It’s due to “multipath interference”. On its way to your radio antenna, a radio wave can also bounce off various things (buildings, trees, cars, etc.). The reflected versions of these multiple paths take a little longer to get to your antenna than the most direct one, so they are out of phase with the original. (The peaks and troughs don’t line up.) This can cause destructive interference to occur, degrading the radio signal. (It can also result in *constructive* interference.)
If you move your car just a little bit, you change which reflections are hitting your antenna, and the destructive interference can be increased or reduced.

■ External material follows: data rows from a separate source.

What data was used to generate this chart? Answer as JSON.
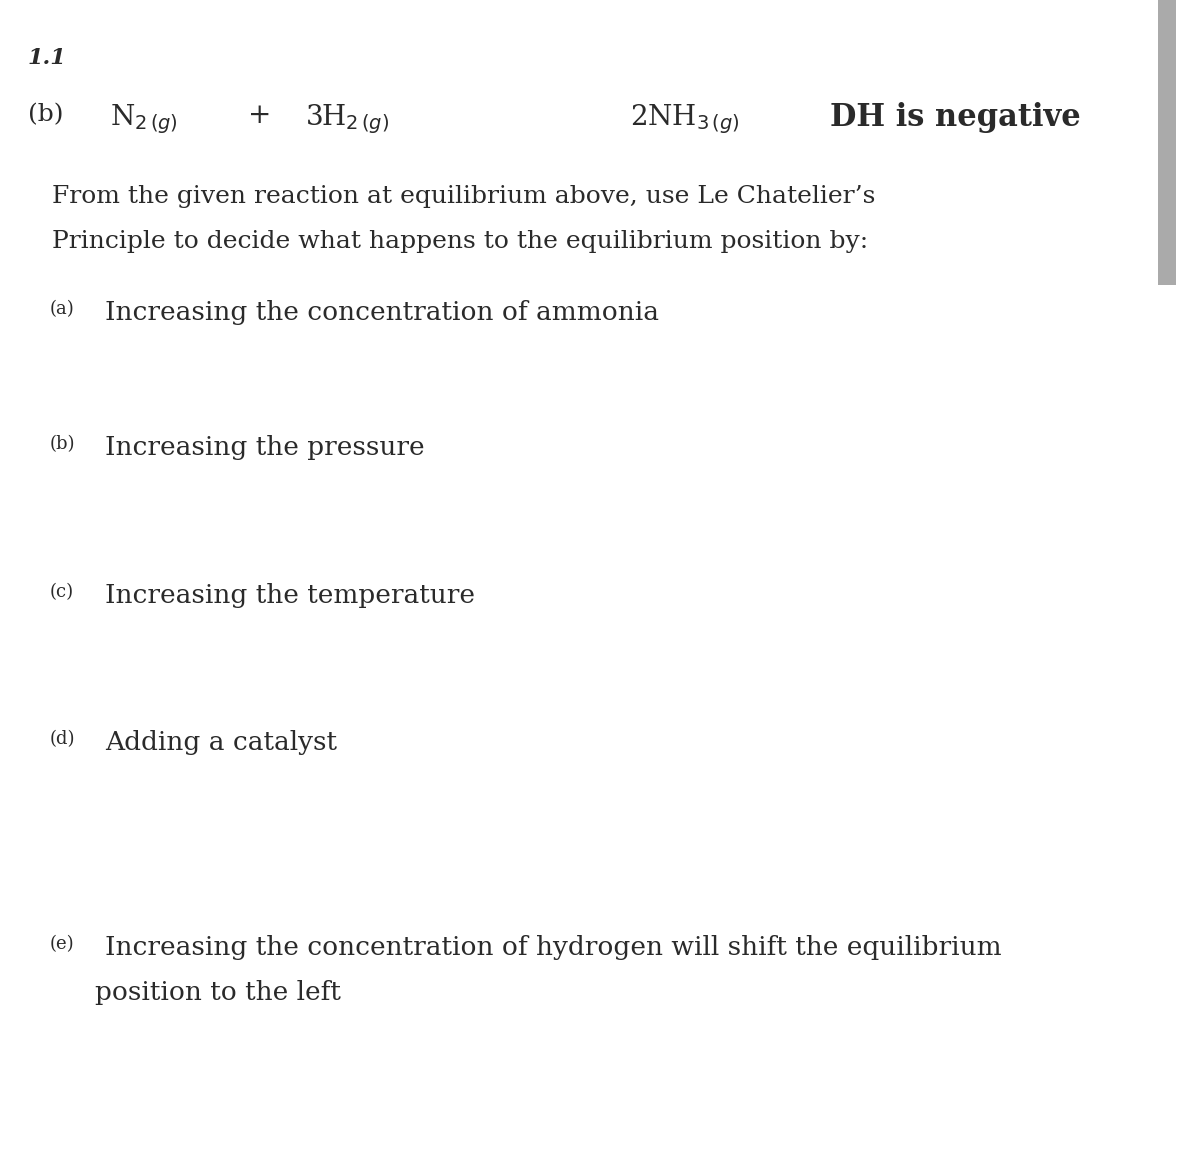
{
  "bg_color": "#ffffff",
  "text_color": "#2a2a2a",
  "right_bar_color": "#aaaaaa",
  "section_number": "1.1",
  "sub_label": "(b)",
  "reaction_N2": "N$_{2\\,(g)}$",
  "reaction_plus": "+",
  "reaction_H2": "3H$_{2\\,(g)}$",
  "reaction_NH3": "2NH$_{3\\,(g)}$",
  "reaction_dh": "DH is negative",
  "intro_line1": "From the given reaction at equilibrium above, use Le Chatelier’s",
  "intro_line2": "Principle to decide what happens to the equilibrium position by:",
  "items": [
    {
      "label": "(a)",
      "text": "Increasing the concentration of ammonia"
    },
    {
      "label": "(b)",
      "text": "Increasing the pressure"
    },
    {
      "label": "(c)",
      "text": "Increasing the temperature"
    },
    {
      "label": "(d)",
      "text": "Adding a catalyst"
    },
    {
      "label": "(e)",
      "text1": "Increasing the concentration of hydrogen will shift the equilibrium",
      "text2": "position to the left"
    }
  ],
  "figsize": [
    12.0,
    11.55
  ],
  "dpi": 100
}
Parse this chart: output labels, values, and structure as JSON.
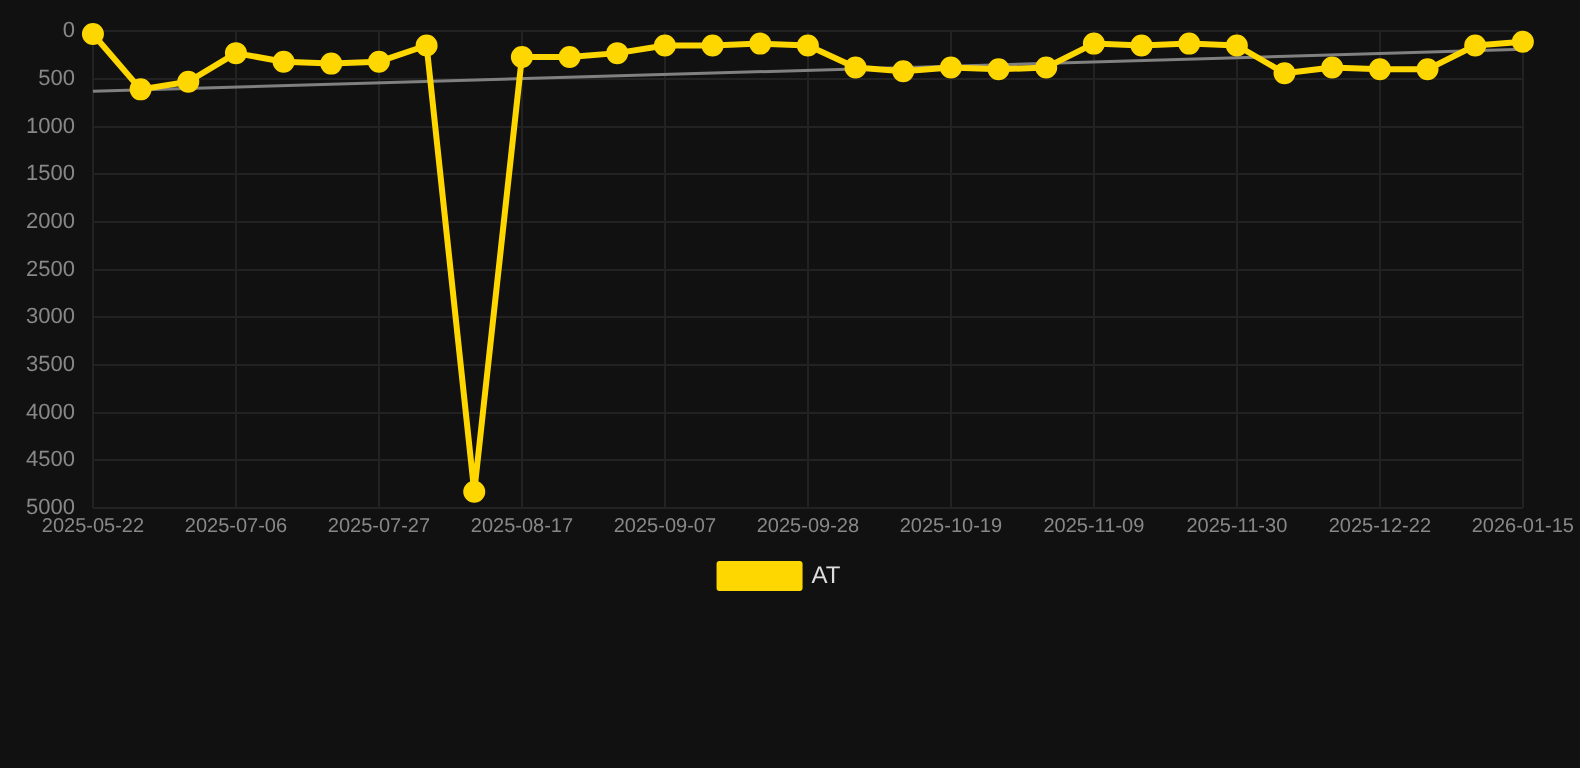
{
  "chart_data": {
    "type": "line",
    "categories": [
      "2025-05-22",
      null,
      null,
      "2025-07-06",
      null,
      null,
      "2025-07-27",
      null,
      null,
      "2025-08-17",
      null,
      null,
      "2025-09-07",
      null,
      null,
      "2025-09-28",
      null,
      null,
      "2025-10-19",
      null,
      null,
      "2025-11-09",
      null,
      null,
      "2025-11-30",
      null,
      null,
      "2025-12-22",
      null,
      null,
      "2026-01-15"
    ],
    "series": [
      {
        "name": "AT",
        "color": "#ffd700",
        "marker": "circle",
        "values": [
          30,
          610,
          530,
          230,
          320,
          340,
          320,
          150,
          4830,
          270,
          270,
          230,
          150,
          150,
          130,
          150,
          380,
          420,
          380,
          400,
          380,
          130,
          150,
          130,
          150,
          440,
          380,
          400,
          400,
          150,
          110
        ]
      },
      {
        "type": "line",
        "color": "#808080",
        "marker": "none",
        "values": [
          630,
          null,
          null,
          null,
          null,
          null,
          null,
          null,
          null,
          null,
          null,
          null,
          null,
          null,
          null,
          null,
          null,
          null,
          null,
          null,
          null,
          null,
          null,
          null,
          null,
          null,
          null,
          null,
          null,
          null,
          190
        ]
      }
    ],
    "ylim": [
      5000,
      0
    ],
    "yticks": [
      0,
      500,
      1000,
      1500,
      2000,
      2500,
      3000,
      3500,
      4000,
      4500,
      5000
    ],
    "grid": true,
    "legend": "bottom"
  }
}
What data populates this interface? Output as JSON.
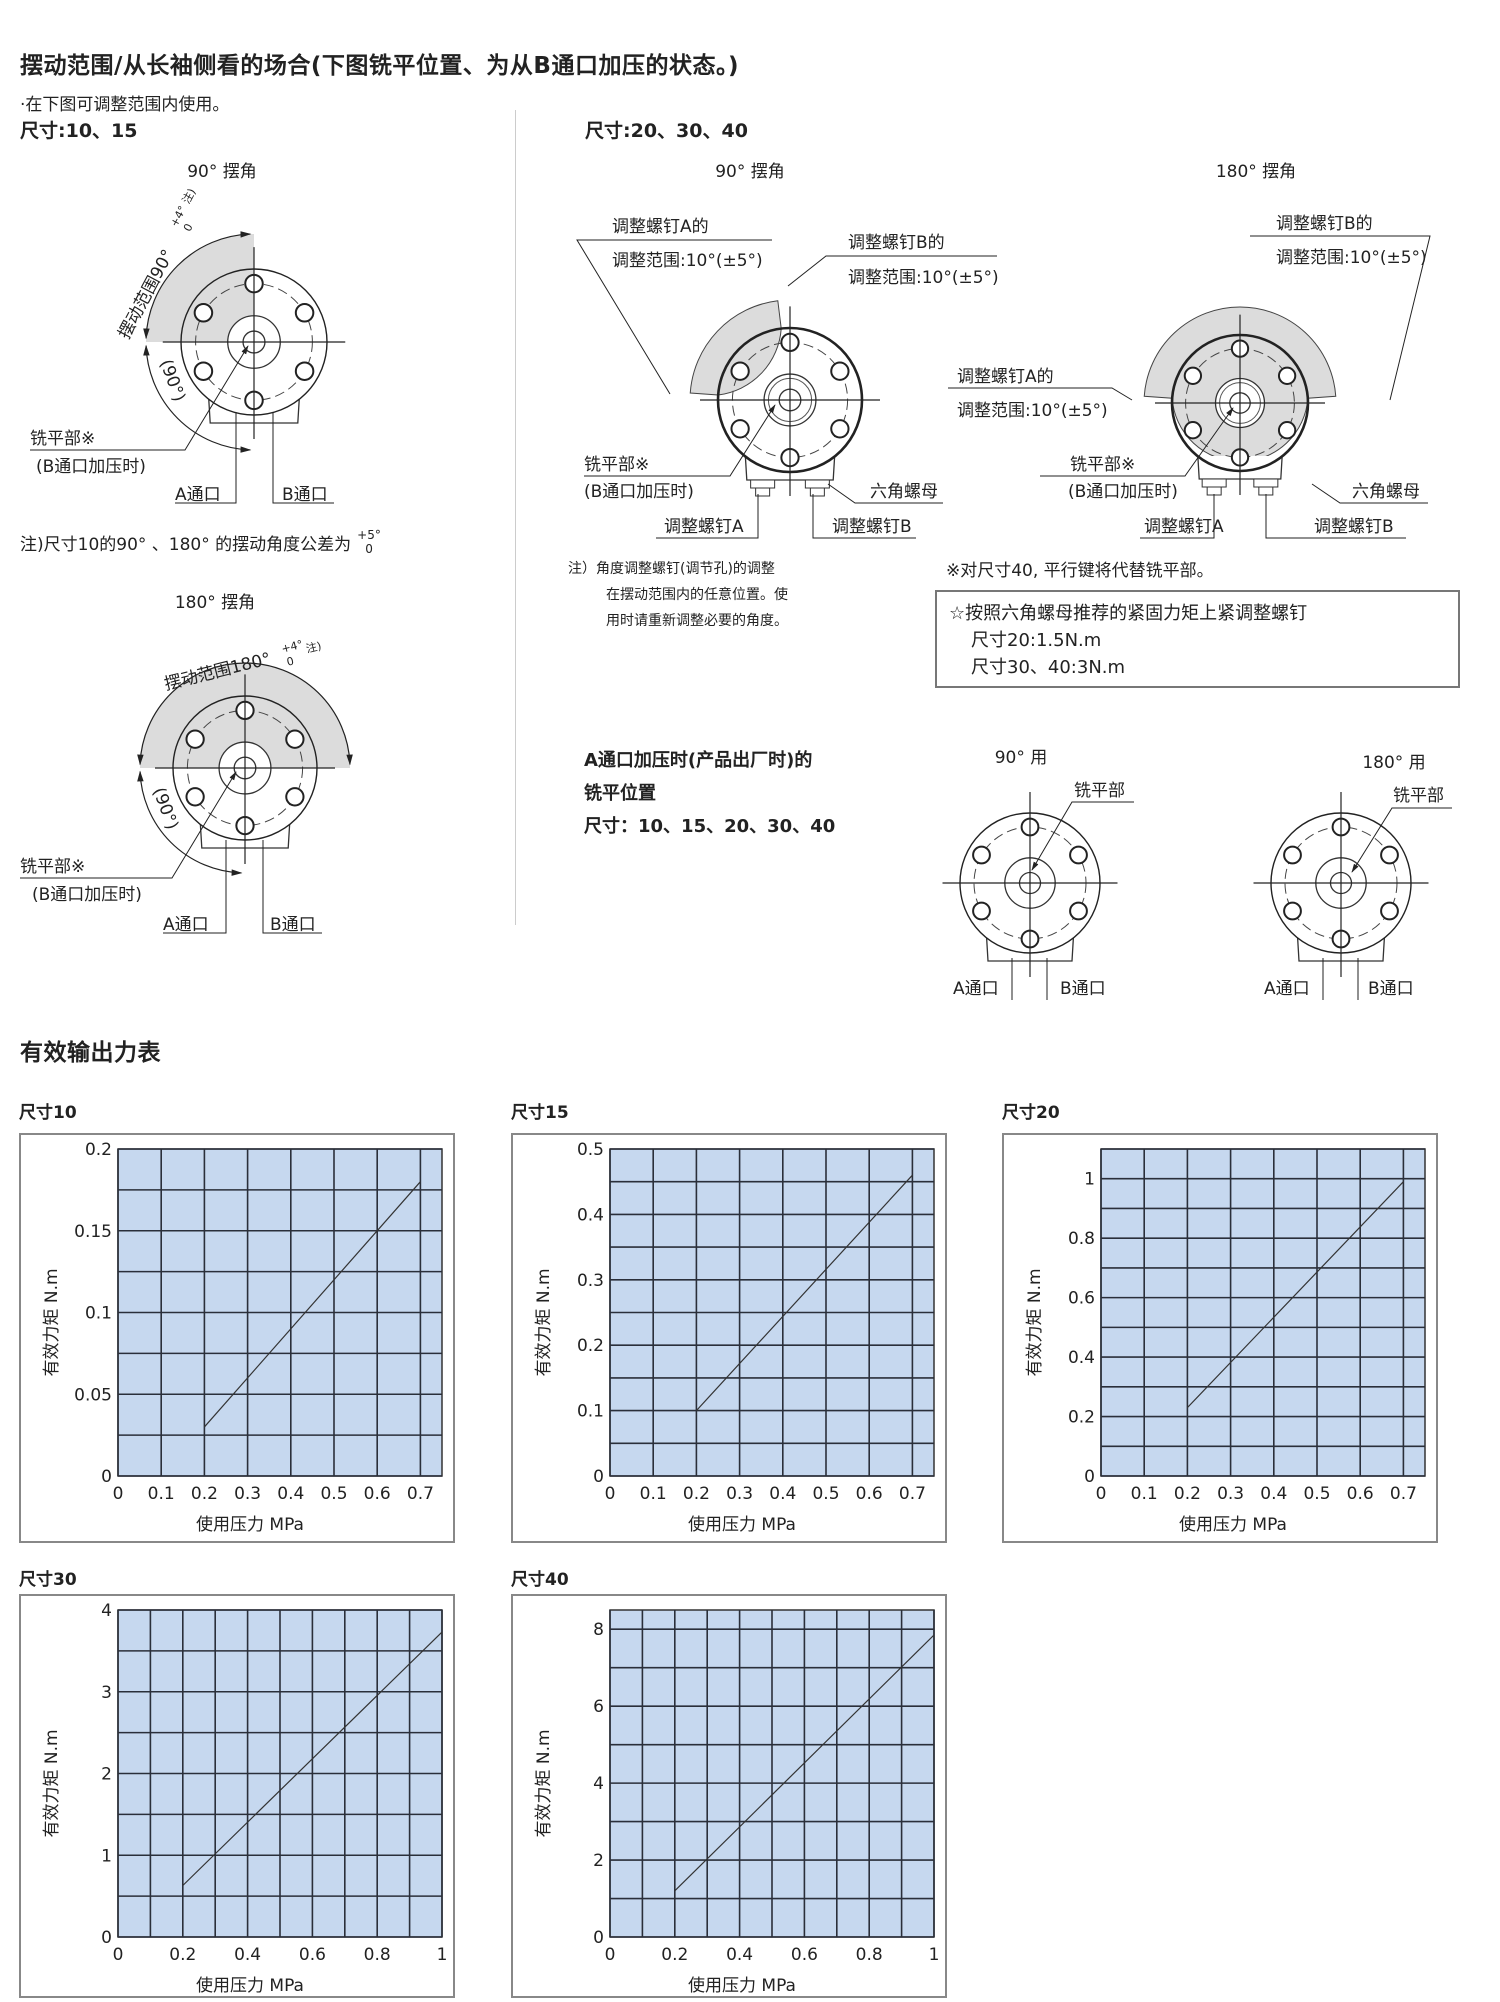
{
  "swing_section": {
    "title": "摆动范围/从长袖侧看的场合(下图铣平位置、为从B通口加压的状态。)",
    "usage_note": "·在下图可调整范围内使用。",
    "small_sizes_label": "尺寸:10、15",
    "large_sizes_label": "尺寸:20、30、40",
    "small_90": {
      "title": "90° 摆角",
      "range_label": "摆动范围90°",
      "tol_upper": "+4°",
      "tol_lower": "0",
      "tol_note": "注)",
      "quarter_label": "(90°)",
      "flat_label": "铣平部※",
      "flat_sub": "(B通口加压时)",
      "port_a": "A通口",
      "port_b": "B通口"
    },
    "small_note": {
      "text": "注)尺寸10的90° 、180° 的摆动角度公差为",
      "upper": "+5°",
      "lower": "0"
    },
    "small_180": {
      "title": "180° 摆角",
      "range_label": "摆动范围180°",
      "tol_upper": "+4°",
      "tol_lower": "0",
      "tol_note": "注)",
      "quarter_label": "(90°)",
      "flat_label": "铣平部※",
      "flat_sub": "(B通口加压时)",
      "port_a": "A通口",
      "port_b": "B通口"
    },
    "large_90": {
      "title": "90° 摆角",
      "screw_a_range_1": "调整螺钉A的",
      "screw_a_range_2": "调整范围:10°(±5°)",
      "screw_b_range_1": "调整螺钉B的",
      "screw_b_range_2": "调整范围:10°(±5°)",
      "flat_label": "铣平部※",
      "flat_sub": "(B通口加压时)",
      "hex_nut": "六角螺母",
      "screw_a": "调整螺钉A",
      "screw_b": "调整螺钉B"
    },
    "large_180": {
      "title": "180° 摆角",
      "screw_a_range_1": "调整螺钉A的",
      "screw_a_range_2": "调整范围:10°(±5°)",
      "screw_b_range_1": "调整螺钉B的",
      "screw_b_range_2": "调整范围:10°(±5°)",
      "flat_label": "铣平部※",
      "flat_sub": "(B通口加压时)",
      "hex_nut": "六角螺母",
      "screw_a": "调整螺钉A",
      "screw_b": "调整螺钉B"
    },
    "adjust_note": [
      "注）角度调整螺钉(调节孔)的调整",
      "在摆动范围内的任意位置。使",
      "用时请重新调整必要的角度。"
    ],
    "size40_note": "※对尺寸40, 平行键将代替铣平部。",
    "torque_box": {
      "heading": "☆按照六角螺母推荐的紧固力矩上紧调整螺钉",
      "lines": [
        "尺寸20:1.5N.m",
        "尺寸30、40:3N.m"
      ]
    }
  },
  "port_a_section": {
    "title_1": "A通口加压时(产品出厂时)的",
    "title_2": "铣平位置",
    "sizes": "尺寸：10、15、20、30、40",
    "d90": {
      "title": "90° 用",
      "flat_label": "铣平部",
      "port_a": "A通口",
      "port_b": "B通口"
    },
    "d180": {
      "title": "180° 用",
      "flat_label": "铣平部",
      "port_a": "A通口",
      "port_b": "B通口"
    }
  },
  "output_section": {
    "title": "有效输出力表"
  },
  "chart_data": [
    {
      "type": "line",
      "title": "尺寸10",
      "xlabel": "使用压力 MPa",
      "ylabel": "有效力矩 N.m",
      "xlim": [
        0,
        0.75
      ],
      "ylim": [
        0,
        0.2
      ],
      "x_grid_step": 0.1,
      "y_grid_step": 0.025,
      "grid": true,
      "x_ticks": [
        0,
        0.1,
        0.2,
        0.3,
        0.4,
        0.5,
        0.6,
        0.7
      ],
      "y_ticks": [
        0,
        0.05,
        0.1,
        0.15,
        0.2
      ],
      "x": [
        0.2,
        0.7
      ],
      "y": [
        0.03,
        0.18
      ],
      "plot_bg": "#c6d8ef"
    },
    {
      "type": "line",
      "title": "尺寸15",
      "xlabel": "使用压力 MPa",
      "ylabel": "有效力矩 N.m",
      "xlim": [
        0,
        0.75
      ],
      "ylim": [
        0,
        0.5
      ],
      "x_grid_step": 0.1,
      "y_grid_step": 0.05,
      "grid": true,
      "x_ticks": [
        0,
        0.1,
        0.2,
        0.3,
        0.4,
        0.5,
        0.6,
        0.7
      ],
      "y_ticks": [
        0,
        0.1,
        0.2,
        0.3,
        0.4,
        0.5
      ],
      "x": [
        0.2,
        0.7
      ],
      "y": [
        0.1,
        0.46
      ],
      "plot_bg": "#c6d8ef"
    },
    {
      "type": "line",
      "title": "尺寸20",
      "xlabel": "使用压力 MPa",
      "ylabel": "有效力矩 N.m",
      "xlim": [
        0,
        0.75
      ],
      "ylim": [
        0,
        1.1
      ],
      "x_grid_step": 0.1,
      "y_grid_step": 0.1,
      "grid": true,
      "x_ticks": [
        0,
        0.1,
        0.2,
        0.3,
        0.4,
        0.5,
        0.6,
        0.7
      ],
      "y_ticks": [
        0,
        0.2,
        0.4,
        0.6,
        0.8,
        1
      ],
      "x": [
        0.2,
        0.7
      ],
      "y": [
        0.23,
        0.99
      ],
      "plot_bg": "#c6d8ef"
    },
    {
      "type": "line",
      "title": "尺寸30",
      "xlabel": "使用压力 MPa",
      "ylabel": "有效力矩 N.m",
      "xlim": [
        0,
        1
      ],
      "ylim": [
        0,
        4
      ],
      "x_grid_step": 0.1,
      "y_grid_step": 0.5,
      "grid": true,
      "x_ticks": [
        0,
        0.2,
        0.4,
        0.6,
        0.8,
        1
      ],
      "y_ticks": [
        0,
        1,
        2,
        3,
        4
      ],
      "x": [
        0.2,
        1
      ],
      "y": [
        0.63,
        3.73
      ],
      "plot_bg": "#c6d8ef"
    },
    {
      "type": "line",
      "title": "尺寸40",
      "xlabel": "使用压力 MPa",
      "ylabel": "有效力矩 N.m",
      "xlim": [
        0,
        1
      ],
      "ylim": [
        0,
        8.5
      ],
      "x_grid_step": 0.1,
      "y_grid_step": 1,
      "grid": true,
      "x_ticks": [
        0,
        0.2,
        0.4,
        0.6,
        0.8,
        1
      ],
      "y_ticks": [
        0,
        2,
        4,
        6,
        8
      ],
      "x": [
        0.2,
        1
      ],
      "y": [
        1.2,
        7.85
      ],
      "plot_bg": "#c6d8ef"
    }
  ]
}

It is due to multipath interference. Radio waves bounce off metallic objects like other cars, buildings, sign poles, etc. If they arrive at your car antenna out of phase with the direct (not reflected) radio signal, they will cancel it out. A few inches can move you into a location where they no longer cancel.
interference. radio is transmitted by electromagnetic wave, which gets reflected by all kind of obstacles, especially buildings. When two waves at different angles meet, they create an “interference pattern”, at some points the wave will be strong, at some other points it will be weak.
Your car is constantly moving through those interference patterns so you don’t notice it much (merely by short noise bursts), but when it stops you may stand on some location where it will be significantly weaker. You can roll your car a few cm to catch a better spot.
This is because the wavelength of FM radio is right around 3m depending on the frequency. So as you move up the antenna is able to receive the final again.